The 2007 Sopranos finale remains to be highly controversial/maligned for an ending that signals its themes and artistic choices all throughout. Whether or not he gets whacked isn't the question. Tony will never stop having to look over his shoulder. He is Schrodinger's Antihero.
And with the end of an era of the first stretch of antiherodom, Dexter's finale, "Remember the Monsters?" signaled a curveball for the genre. Unlike Made in America, the fan backlash wasn't from the ambiguity, but the failure of execution. It remains a totem to a botched antihero
Within the span of a week, Breaking Bad's immaculate "Felina" would drown out the pain of Dexter's belly-flop. Walter's conclusion remains unrepentant, uncompromising, and allows him to tie up all loose ends without asking him to change his ways. And it is undoubtedly artful.
Next stop: Mad Men's "Person to Person" finale, which asks the audience if Don Draper is finally capable for some self-awareness by way of meditation. Or will it lead to his greatest breakthrough? Maybe not all antiheroes are beyond the veil of coming to terms with themselves.
Whether it be The Shield, The Wire, Weeds, House of Cards, or more recently, Ozark, antiheroes have very much come into the forefront of our pop-cultural consciousness. Just look at the popularity of Rick Sanchez - an antihero born from nihilism, and basking in irreverence.
That being said, I think there is one very crucial, underrated, missing piece of puzzle in the conversation on Antihero TV: #HaltandCatchFire's Joe MacMillan. A common critique of the show's first season is Joe's Draper-esque bravado, which seemed more imitation than flattery.
But I think Halt signals a HUGE turn for the genre as a whole. Joe "Make Millions" MacMillan in and of himself is an antihero meant to deconstruct the very idea of antiheroes. Consumed by power, always seizing control, Joe's arc asks if the world has anything to benefit from him.
And the answer is unrelentingly "no, so long as you assume you alone have all the answers, all the power, and all the righteousness." Just as Halt reinvents its very premise every season, Joe is a tale of reinvention; if a morally dubious lead can come out the other side better.
And speaking again of finales, Halt's "Ten of Swords" makes a STRONG case that the antihero's days are over as soon as they come to realize that they alone are not the arbiters of all around them. Joe learns to control what's his, and depend on others to fill the gaps.
Throughout the history of Antihero TV, the core conceit of most entries is reveling in the flawed psyches of a deranged (usually) starring male who will do anything to claw their way to the top. The wrinkle Joe provides is that antiheroes are undone by the acceptance of others.
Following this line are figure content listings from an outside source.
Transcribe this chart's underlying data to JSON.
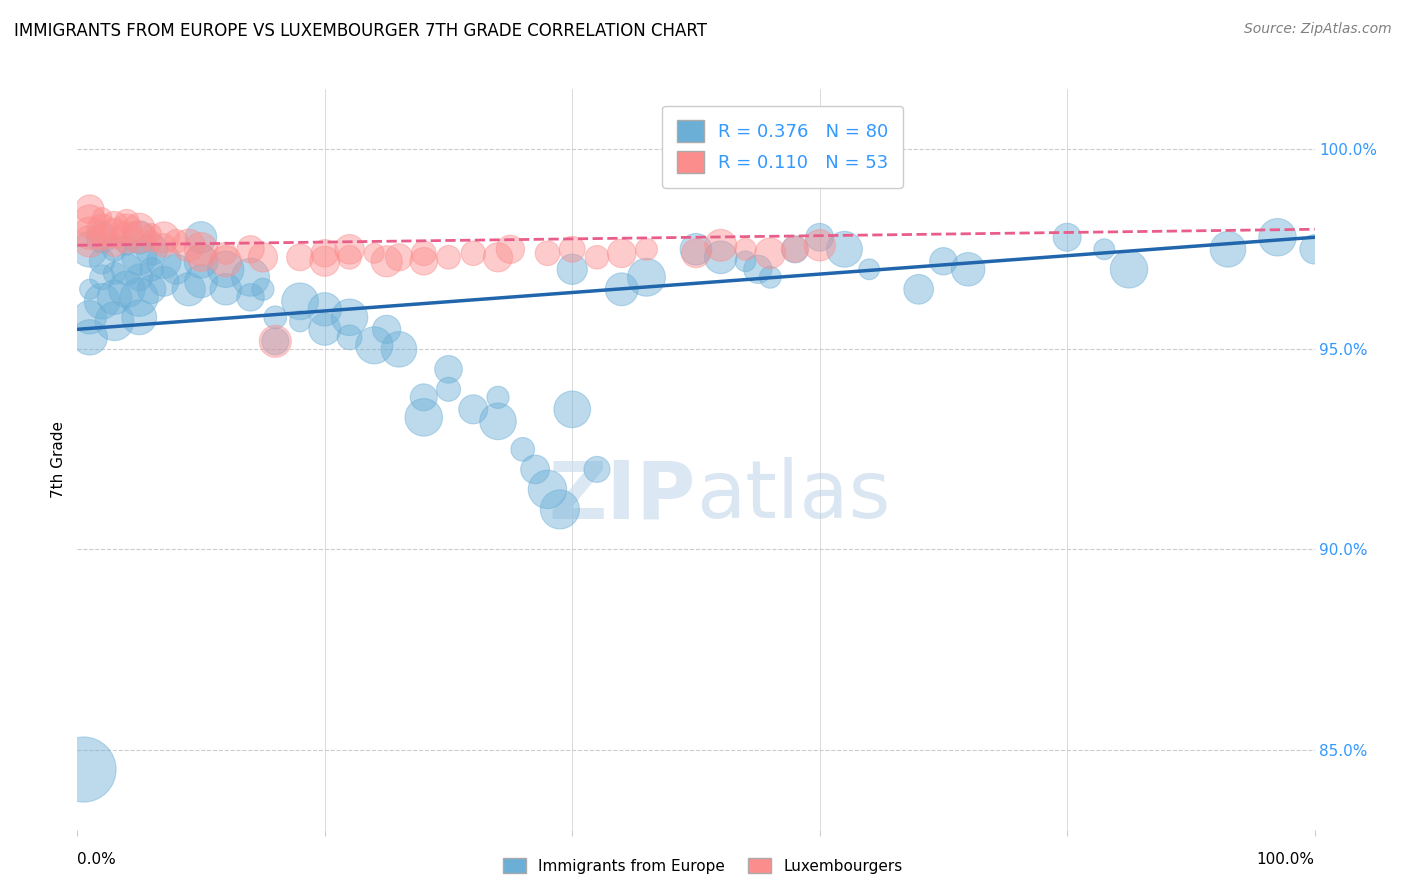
{
  "title": "IMMIGRANTS FROM EUROPE VS LUXEMBOURGER 7TH GRADE CORRELATION CHART",
  "source": "Source: ZipAtlas.com",
  "ylabel": "7th Grade",
  "xlim": [
    0.0,
    1.0
  ],
  "ylim": [
    83.0,
    101.5
  ],
  "blue_R": 0.376,
  "blue_N": 80,
  "pink_R": 0.11,
  "pink_N": 53,
  "blue_color": "#6baed6",
  "pink_color": "#fc8d8d",
  "blue_line_color": "#2166ac",
  "pink_line_color": "#e85d8a",
  "blue_scatter": [
    [
      0.01,
      97.5
    ],
    [
      0.01,
      96.5
    ],
    [
      0.01,
      95.8
    ],
    [
      0.01,
      95.3
    ],
    [
      0.02,
      97.8
    ],
    [
      0.02,
      97.2
    ],
    [
      0.02,
      96.8
    ],
    [
      0.02,
      96.2
    ],
    [
      0.03,
      97.5
    ],
    [
      0.03,
      96.9
    ],
    [
      0.03,
      96.3
    ],
    [
      0.03,
      95.7
    ],
    [
      0.04,
      97.6
    ],
    [
      0.04,
      97.0
    ],
    [
      0.04,
      96.5
    ],
    [
      0.05,
      97.8
    ],
    [
      0.05,
      97.3
    ],
    [
      0.05,
      96.8
    ],
    [
      0.05,
      96.3
    ],
    [
      0.05,
      95.8
    ],
    [
      0.06,
      97.5
    ],
    [
      0.06,
      97.0
    ],
    [
      0.06,
      96.5
    ],
    [
      0.07,
      97.2
    ],
    [
      0.07,
      96.7
    ],
    [
      0.08,
      97.0
    ],
    [
      0.09,
      96.5
    ],
    [
      0.1,
      97.8
    ],
    [
      0.1,
      97.2
    ],
    [
      0.1,
      96.7
    ],
    [
      0.12,
      97.0
    ],
    [
      0.12,
      96.5
    ],
    [
      0.14,
      96.8
    ],
    [
      0.14,
      96.3
    ],
    [
      0.15,
      96.5
    ],
    [
      0.16,
      95.2
    ],
    [
      0.16,
      95.8
    ],
    [
      0.18,
      96.2
    ],
    [
      0.18,
      95.7
    ],
    [
      0.2,
      96.0
    ],
    [
      0.2,
      95.5
    ],
    [
      0.22,
      95.8
    ],
    [
      0.22,
      95.3
    ],
    [
      0.24,
      95.1
    ],
    [
      0.25,
      95.5
    ],
    [
      0.26,
      95.0
    ],
    [
      0.28,
      93.8
    ],
    [
      0.28,
      93.3
    ],
    [
      0.3,
      94.5
    ],
    [
      0.3,
      94.0
    ],
    [
      0.32,
      93.5
    ],
    [
      0.34,
      93.8
    ],
    [
      0.34,
      93.2
    ],
    [
      0.36,
      92.5
    ],
    [
      0.37,
      92.0
    ],
    [
      0.38,
      91.5
    ],
    [
      0.39,
      91.0
    ],
    [
      0.4,
      97.0
    ],
    [
      0.4,
      93.5
    ],
    [
      0.42,
      92.0
    ],
    [
      0.44,
      96.5
    ],
    [
      0.46,
      96.8
    ],
    [
      0.5,
      97.5
    ],
    [
      0.52,
      97.3
    ],
    [
      0.54,
      97.2
    ],
    [
      0.55,
      97.0
    ],
    [
      0.56,
      96.8
    ],
    [
      0.58,
      97.5
    ],
    [
      0.6,
      97.8
    ],
    [
      0.62,
      97.5
    ],
    [
      0.64,
      97.0
    ],
    [
      0.68,
      96.5
    ],
    [
      0.7,
      97.2
    ],
    [
      0.72,
      97.0
    ],
    [
      0.8,
      97.8
    ],
    [
      0.83,
      97.5
    ],
    [
      0.85,
      97.0
    ],
    [
      0.93,
      97.5
    ],
    [
      0.97,
      97.8
    ],
    [
      1.0,
      97.5
    ],
    [
      0.005,
      84.5
    ]
  ],
  "pink_scatter": [
    [
      0.01,
      98.5
    ],
    [
      0.01,
      98.2
    ],
    [
      0.01,
      97.9
    ],
    [
      0.01,
      97.7
    ],
    [
      0.02,
      98.3
    ],
    [
      0.02,
      98.0
    ],
    [
      0.02,
      97.8
    ],
    [
      0.03,
      98.1
    ],
    [
      0.03,
      97.9
    ],
    [
      0.03,
      97.6
    ],
    [
      0.04,
      98.2
    ],
    [
      0.04,
      98.0
    ],
    [
      0.04,
      97.8
    ],
    [
      0.05,
      98.0
    ],
    [
      0.05,
      97.8
    ],
    [
      0.06,
      97.9
    ],
    [
      0.06,
      97.7
    ],
    [
      0.07,
      97.8
    ],
    [
      0.07,
      97.6
    ],
    [
      0.08,
      97.7
    ],
    [
      0.09,
      97.6
    ],
    [
      0.1,
      97.5
    ],
    [
      0.1,
      97.3
    ],
    [
      0.12,
      97.4
    ],
    [
      0.12,
      97.2
    ],
    [
      0.14,
      97.5
    ],
    [
      0.15,
      97.3
    ],
    [
      0.16,
      95.2
    ],
    [
      0.18,
      97.3
    ],
    [
      0.2,
      97.4
    ],
    [
      0.2,
      97.2
    ],
    [
      0.22,
      97.5
    ],
    [
      0.22,
      97.3
    ],
    [
      0.24,
      97.4
    ],
    [
      0.25,
      97.2
    ],
    [
      0.26,
      97.3
    ],
    [
      0.28,
      97.4
    ],
    [
      0.28,
      97.2
    ],
    [
      0.3,
      97.3
    ],
    [
      0.32,
      97.4
    ],
    [
      0.34,
      97.3
    ],
    [
      0.35,
      97.5
    ],
    [
      0.38,
      97.4
    ],
    [
      0.4,
      97.5
    ],
    [
      0.42,
      97.3
    ],
    [
      0.44,
      97.4
    ],
    [
      0.46,
      97.5
    ],
    [
      0.5,
      97.4
    ],
    [
      0.52,
      97.6
    ],
    [
      0.54,
      97.5
    ],
    [
      0.56,
      97.4
    ],
    [
      0.58,
      97.5
    ],
    [
      0.6,
      97.6
    ]
  ],
  "blue_line_x": [
    0.0,
    1.0
  ],
  "blue_line_y": [
    95.5,
    97.8
  ],
  "pink_line_x": [
    0.0,
    1.0
  ],
  "pink_line_y": [
    97.6,
    98.0
  ],
  "grid_color": "#cccccc",
  "background_color": "#ffffff"
}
Joe being so surrounded by those he loved most in that final season taught him that his dubious ways provide no benefit to the world. And that he could actively use his skillset to instead help *other* people as they helped him. Because one thing antiheroes lack is external help.
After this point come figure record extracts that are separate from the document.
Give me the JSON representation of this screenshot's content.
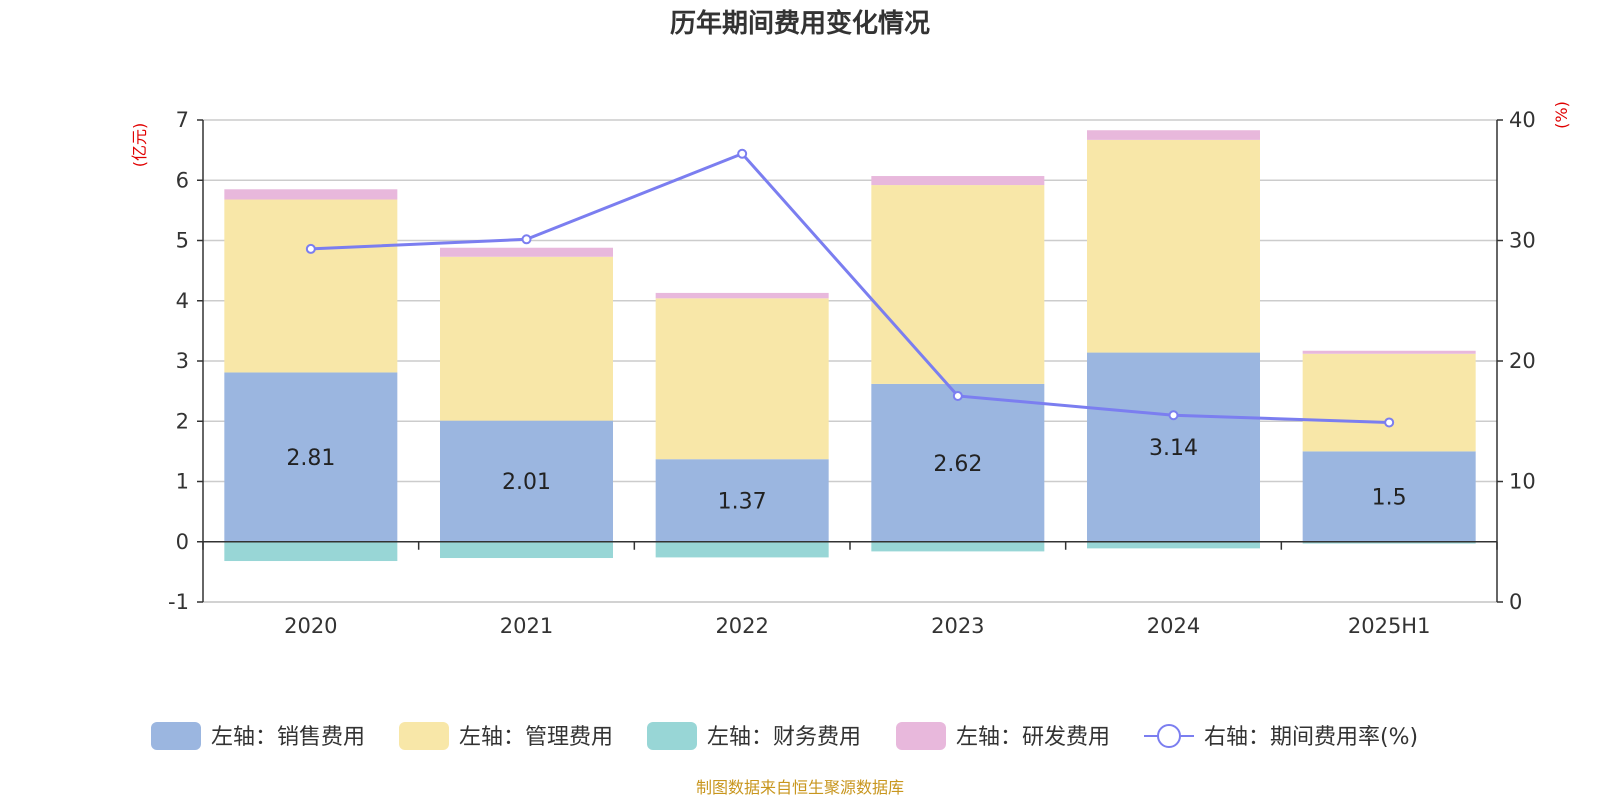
{
  "chart_data": {
    "type": "bar",
    "title": "历年期间费用变化情况",
    "left_axis_unit": "(亿元)",
    "right_axis_unit": "(%)",
    "categories": [
      "2020",
      "2021",
      "2022",
      "2023",
      "2024",
      "2025H1"
    ],
    "ylim_left": [
      -1,
      7
    ],
    "yticks_left": [
      "-1",
      "0",
      "1",
      "2",
      "3",
      "4",
      "5",
      "6",
      "7"
    ],
    "ylim_right": [
      0,
      40
    ],
    "yticks_right": [
      "0",
      "10",
      "20",
      "30",
      "40"
    ],
    "grid": true,
    "legend_position": "bottom",
    "series": [
      {
        "name": "左轴：销售费用",
        "kind": "bar",
        "axis": "left",
        "color": "#9bb6e0",
        "values": [
          2.81,
          2.01,
          1.37,
          2.62,
          3.14,
          1.5
        ],
        "labels": [
          "2.81",
          "2.01",
          "1.37",
          "2.62",
          "3.14",
          "1.5"
        ]
      },
      {
        "name": "左轴：管理费用",
        "kind": "bar",
        "axis": "left",
        "color": "#f8e7a8",
        "values": [
          2.87,
          2.72,
          2.67,
          3.3,
          3.53,
          1.62
        ]
      },
      {
        "name": "左轴：财务费用",
        "kind": "bar",
        "axis": "left",
        "color": "#98d6d6",
        "values": [
          -0.32,
          -0.27,
          -0.26,
          -0.16,
          -0.11,
          -0.03
        ]
      },
      {
        "name": "左轴：研发费用",
        "kind": "bar",
        "axis": "left",
        "color": "#e8b8dc",
        "values": [
          0.17,
          0.15,
          0.09,
          0.15,
          0.16,
          0.05
        ]
      },
      {
        "name": "右轴：期间费用率(%)",
        "kind": "line",
        "axis": "right",
        "color": "#7b7ef0",
        "values": [
          29.3,
          30.1,
          37.2,
          17.1,
          15.5,
          14.9
        ]
      }
    ]
  },
  "source_note": "制图数据来自恒生聚源数据库",
  "colors": {
    "axis_unit": "#e00000",
    "source": "#c8961e",
    "grid": "#cccccc",
    "axis": "#333333"
  }
}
I think back to the ineffectiveness of Tony Soprano's shrink that served as a rubber wall to bounce back his greatest insecurities. Had Tony received the same amount of external validation as Joe received in those final episodes, he wouldn't have to stop believing.
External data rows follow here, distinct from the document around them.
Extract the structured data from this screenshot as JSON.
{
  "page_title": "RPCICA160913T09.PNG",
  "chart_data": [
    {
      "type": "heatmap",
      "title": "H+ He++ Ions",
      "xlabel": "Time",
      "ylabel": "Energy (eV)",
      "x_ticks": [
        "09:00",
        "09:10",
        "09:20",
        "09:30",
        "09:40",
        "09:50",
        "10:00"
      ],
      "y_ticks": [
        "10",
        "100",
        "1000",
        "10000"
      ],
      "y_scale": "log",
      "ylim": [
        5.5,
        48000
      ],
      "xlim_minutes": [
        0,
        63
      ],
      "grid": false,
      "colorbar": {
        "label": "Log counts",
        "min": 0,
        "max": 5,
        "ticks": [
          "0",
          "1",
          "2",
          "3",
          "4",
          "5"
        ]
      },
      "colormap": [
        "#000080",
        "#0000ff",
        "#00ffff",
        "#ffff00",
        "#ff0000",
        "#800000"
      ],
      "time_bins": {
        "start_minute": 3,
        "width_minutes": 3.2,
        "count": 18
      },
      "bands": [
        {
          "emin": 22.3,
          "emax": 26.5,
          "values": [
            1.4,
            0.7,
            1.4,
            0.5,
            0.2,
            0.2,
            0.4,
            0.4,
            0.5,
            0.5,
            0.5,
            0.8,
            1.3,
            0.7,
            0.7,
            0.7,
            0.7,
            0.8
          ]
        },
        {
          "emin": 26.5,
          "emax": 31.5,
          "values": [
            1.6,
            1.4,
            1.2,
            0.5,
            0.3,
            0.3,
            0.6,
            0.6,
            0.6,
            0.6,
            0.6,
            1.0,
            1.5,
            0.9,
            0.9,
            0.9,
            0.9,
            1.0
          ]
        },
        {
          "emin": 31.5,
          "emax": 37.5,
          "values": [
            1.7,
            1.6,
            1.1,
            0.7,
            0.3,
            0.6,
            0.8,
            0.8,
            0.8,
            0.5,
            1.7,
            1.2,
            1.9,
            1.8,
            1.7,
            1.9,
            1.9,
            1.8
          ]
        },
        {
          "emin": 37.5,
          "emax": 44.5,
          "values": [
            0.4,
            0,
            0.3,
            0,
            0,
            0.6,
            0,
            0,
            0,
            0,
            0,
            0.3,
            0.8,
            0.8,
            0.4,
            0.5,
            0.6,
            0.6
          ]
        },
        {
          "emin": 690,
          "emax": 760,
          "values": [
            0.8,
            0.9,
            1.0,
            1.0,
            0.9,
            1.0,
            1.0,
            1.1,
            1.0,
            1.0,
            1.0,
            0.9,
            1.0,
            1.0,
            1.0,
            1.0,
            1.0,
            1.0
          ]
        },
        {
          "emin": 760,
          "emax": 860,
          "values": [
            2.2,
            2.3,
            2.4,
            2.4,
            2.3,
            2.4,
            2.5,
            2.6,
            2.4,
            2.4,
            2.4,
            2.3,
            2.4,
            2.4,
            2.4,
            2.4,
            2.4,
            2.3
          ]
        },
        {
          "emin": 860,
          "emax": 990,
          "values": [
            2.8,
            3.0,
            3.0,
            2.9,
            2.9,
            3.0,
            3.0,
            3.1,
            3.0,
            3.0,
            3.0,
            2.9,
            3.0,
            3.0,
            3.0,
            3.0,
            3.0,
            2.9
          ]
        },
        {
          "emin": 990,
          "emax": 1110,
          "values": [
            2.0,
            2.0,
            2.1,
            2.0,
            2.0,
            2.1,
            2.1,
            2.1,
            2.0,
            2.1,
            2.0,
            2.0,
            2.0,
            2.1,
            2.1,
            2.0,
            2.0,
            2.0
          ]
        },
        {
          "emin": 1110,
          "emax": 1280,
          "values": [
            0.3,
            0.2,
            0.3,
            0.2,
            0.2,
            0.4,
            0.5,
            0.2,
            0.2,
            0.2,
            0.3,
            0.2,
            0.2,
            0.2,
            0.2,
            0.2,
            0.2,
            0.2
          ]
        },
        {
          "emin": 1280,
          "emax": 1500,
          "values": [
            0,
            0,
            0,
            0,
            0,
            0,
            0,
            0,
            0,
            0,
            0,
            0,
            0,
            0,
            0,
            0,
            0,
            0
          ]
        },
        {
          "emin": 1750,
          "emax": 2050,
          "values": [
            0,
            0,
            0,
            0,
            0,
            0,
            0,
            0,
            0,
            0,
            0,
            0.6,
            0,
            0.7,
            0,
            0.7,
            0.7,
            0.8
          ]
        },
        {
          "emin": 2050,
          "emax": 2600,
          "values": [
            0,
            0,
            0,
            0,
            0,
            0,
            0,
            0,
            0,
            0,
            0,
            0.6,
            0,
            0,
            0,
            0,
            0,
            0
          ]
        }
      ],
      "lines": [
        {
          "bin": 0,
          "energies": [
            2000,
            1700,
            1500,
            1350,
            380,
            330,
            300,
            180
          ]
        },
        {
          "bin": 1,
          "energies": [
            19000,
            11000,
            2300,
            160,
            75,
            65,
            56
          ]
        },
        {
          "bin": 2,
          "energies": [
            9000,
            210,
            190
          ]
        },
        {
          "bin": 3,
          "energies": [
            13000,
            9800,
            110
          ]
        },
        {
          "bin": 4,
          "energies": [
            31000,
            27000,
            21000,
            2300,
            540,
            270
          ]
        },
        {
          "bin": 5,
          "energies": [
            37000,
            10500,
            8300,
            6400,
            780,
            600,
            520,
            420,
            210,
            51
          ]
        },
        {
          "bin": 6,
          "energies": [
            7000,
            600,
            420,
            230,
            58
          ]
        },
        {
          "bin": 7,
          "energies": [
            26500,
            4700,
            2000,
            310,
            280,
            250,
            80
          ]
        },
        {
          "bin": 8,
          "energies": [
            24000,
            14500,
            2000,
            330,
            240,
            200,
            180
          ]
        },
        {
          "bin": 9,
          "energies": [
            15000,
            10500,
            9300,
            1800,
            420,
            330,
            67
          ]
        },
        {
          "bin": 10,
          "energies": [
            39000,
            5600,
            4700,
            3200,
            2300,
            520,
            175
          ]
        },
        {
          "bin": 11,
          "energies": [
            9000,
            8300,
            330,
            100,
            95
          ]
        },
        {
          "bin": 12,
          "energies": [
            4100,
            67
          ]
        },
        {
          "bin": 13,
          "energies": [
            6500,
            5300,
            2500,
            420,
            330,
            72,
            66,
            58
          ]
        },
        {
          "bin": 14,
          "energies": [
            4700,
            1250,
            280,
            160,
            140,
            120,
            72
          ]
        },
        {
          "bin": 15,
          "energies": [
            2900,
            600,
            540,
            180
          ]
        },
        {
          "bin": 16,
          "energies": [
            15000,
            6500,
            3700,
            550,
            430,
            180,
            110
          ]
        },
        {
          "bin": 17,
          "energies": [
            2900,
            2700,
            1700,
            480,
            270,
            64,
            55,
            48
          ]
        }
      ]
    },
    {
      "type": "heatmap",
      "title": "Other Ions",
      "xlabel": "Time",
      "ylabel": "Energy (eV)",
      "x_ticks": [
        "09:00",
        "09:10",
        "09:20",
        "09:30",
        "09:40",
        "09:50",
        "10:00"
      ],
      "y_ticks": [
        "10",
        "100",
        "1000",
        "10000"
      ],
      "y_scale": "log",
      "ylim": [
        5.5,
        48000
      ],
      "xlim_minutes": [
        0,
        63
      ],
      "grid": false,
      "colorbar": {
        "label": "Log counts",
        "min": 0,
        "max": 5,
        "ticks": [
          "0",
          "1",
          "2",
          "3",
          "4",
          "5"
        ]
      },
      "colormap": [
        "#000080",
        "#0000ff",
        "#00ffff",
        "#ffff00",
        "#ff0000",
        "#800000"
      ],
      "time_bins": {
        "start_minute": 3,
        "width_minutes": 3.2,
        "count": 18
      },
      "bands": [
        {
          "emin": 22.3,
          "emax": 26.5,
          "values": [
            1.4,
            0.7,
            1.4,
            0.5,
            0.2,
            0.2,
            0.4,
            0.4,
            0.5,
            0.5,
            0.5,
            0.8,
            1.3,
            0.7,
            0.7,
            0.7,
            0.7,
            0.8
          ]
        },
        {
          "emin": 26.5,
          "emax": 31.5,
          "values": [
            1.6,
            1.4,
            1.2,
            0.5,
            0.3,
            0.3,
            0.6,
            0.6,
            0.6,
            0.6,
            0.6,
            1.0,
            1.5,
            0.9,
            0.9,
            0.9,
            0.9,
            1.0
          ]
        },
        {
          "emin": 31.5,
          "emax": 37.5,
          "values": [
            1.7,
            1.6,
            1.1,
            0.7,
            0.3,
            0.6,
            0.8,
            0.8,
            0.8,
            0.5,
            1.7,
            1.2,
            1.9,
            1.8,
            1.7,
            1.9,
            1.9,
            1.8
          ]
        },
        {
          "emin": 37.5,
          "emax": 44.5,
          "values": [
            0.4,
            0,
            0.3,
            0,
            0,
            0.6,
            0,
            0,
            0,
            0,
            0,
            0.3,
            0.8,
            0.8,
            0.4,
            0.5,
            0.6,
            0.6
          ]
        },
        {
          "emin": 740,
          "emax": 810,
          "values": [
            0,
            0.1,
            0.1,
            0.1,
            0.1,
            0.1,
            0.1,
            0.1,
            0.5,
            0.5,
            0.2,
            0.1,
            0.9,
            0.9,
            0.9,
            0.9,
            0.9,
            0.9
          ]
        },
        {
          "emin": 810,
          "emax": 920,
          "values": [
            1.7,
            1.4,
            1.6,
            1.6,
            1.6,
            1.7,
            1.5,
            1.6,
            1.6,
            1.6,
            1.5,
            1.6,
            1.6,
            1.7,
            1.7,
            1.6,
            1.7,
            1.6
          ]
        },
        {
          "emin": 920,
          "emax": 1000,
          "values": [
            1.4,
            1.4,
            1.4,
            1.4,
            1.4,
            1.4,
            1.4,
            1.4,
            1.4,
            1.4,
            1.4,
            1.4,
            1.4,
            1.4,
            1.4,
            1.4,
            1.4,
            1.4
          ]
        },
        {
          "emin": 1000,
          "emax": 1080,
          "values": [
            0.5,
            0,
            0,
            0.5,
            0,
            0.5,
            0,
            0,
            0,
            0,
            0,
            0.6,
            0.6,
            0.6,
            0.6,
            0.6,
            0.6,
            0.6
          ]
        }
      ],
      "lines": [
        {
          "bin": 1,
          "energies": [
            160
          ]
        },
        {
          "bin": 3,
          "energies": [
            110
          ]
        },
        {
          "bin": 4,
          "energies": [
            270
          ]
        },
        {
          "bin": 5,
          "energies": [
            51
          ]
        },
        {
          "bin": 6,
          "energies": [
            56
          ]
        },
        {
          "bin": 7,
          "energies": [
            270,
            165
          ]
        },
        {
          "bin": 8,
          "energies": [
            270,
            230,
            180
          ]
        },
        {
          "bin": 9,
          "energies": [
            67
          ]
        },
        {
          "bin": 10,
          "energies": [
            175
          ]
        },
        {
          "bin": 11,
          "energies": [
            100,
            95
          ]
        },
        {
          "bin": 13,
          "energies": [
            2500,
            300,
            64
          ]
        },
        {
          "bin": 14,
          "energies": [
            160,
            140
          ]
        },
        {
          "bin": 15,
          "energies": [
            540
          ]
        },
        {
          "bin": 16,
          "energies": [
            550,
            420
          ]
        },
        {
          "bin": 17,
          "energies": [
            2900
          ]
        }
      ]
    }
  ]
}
Joe is the unsung Antihero that provides the remedy for the entire archetype. And with #BetterCallSaul shooting for its final season, & Dexter beginning his apology tour with a revival that I'm highly skeptical of, I can't help but think there's not much gas left in the tank.
And if that's all there is, then the genre had a hell of a run, but as far as trends go, the bleaker circumstances of our world don't make the Antihero as one we want to sympathize with anymore. We are starved for leads that can enact real change in the world for the better.